Deneyin masraflarını yüklenerek tekrarlanması için Montgolfier kardeşleri
Paris'e çağırdı; bir yandan da uzmanları deneyin ayrıntılarını hazırlamakla
görevlendirdi. Jeolog Faujas de Saint-Fond deneye katılma kaydı açtı;
yapımcı Anne-Jean Robert (1758-1820) balonun imalini ele aldı; tanınmış Fizikçi
Jacques Charles (1746-1823) de girişimin bilimsel yönetimine atandı.

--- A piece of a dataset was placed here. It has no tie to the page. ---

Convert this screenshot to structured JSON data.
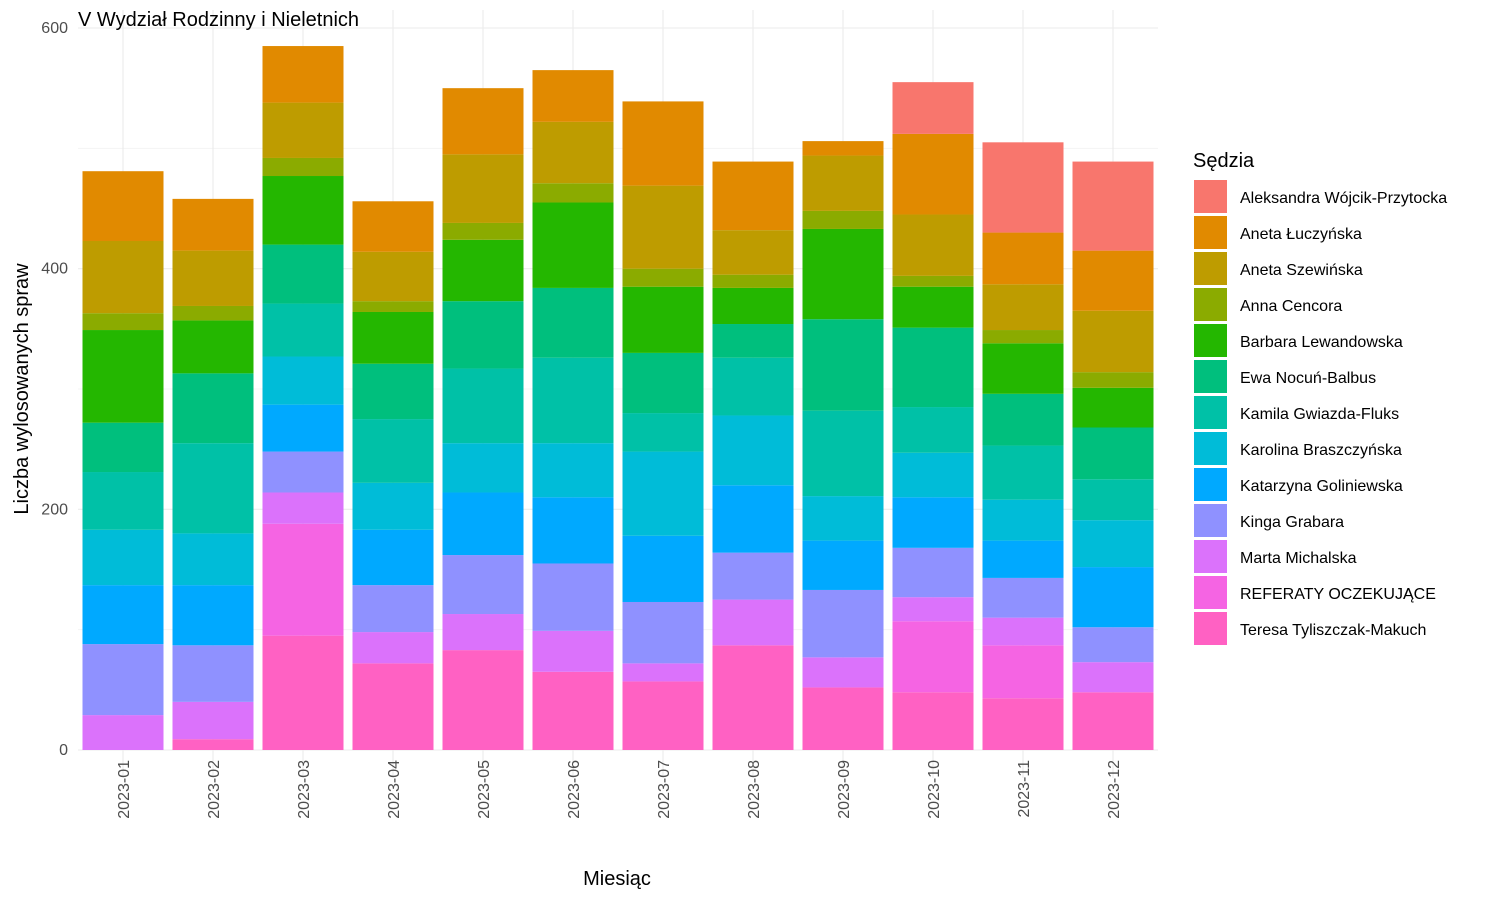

Özellikle gazların genleşmesi konusunda incelemeler yapmış olan Jacques
Charles yalnız meslektaşlarının saygıyla eğildikleri bir bilim adamıydı. Uçan
bir makine meydana getirme işiyle görevlendirildiğinde, bilimsel bir ruhla işe
koyuldu ve sıcak hava yerine hidrojeni kullanmaya karar verdi. Ne yazık ki,
Robert'in Mariot Kanunundan haberi olmadığından kusursuz bir küre biçimi
vermek için balonu iyice doldurdu. 27 Ağustos 1783'te, Paris halkının yarısının
toplandığı Champ-de-Mars'da toplar atılmaya başladı. Bu işaretle havalanan
balon, bir anda 1.000 metreye yükselip bulutların arasında kayboldu. İnsan
zekâsının bu 'mucize'si karşısında kalabalık bağırıyor, haykırıyor,
kucaklaşıyor, ağlaşıyordu. ne var ki, balon yükseğe çıkınca aşırı gerilmiş,
patlamış ve Paris' ten yirmi kilometre uzağa düşmüştü. Bu sırada Etienne
Montgolfier de, Paris'e gelmiş ve Montgolfiere imal etmeye başlamıştı. Bu yine
küre biçiminde, altın renkli işlemelerle süslü mavi bir balondu. Altına bir
kafes asarak içine bir koyun, bir horoz, bir de kaz koydukları balonu Versay
sarayında kral, kraliçe ve saray mensupları önünde salıvermeye karar verdiler.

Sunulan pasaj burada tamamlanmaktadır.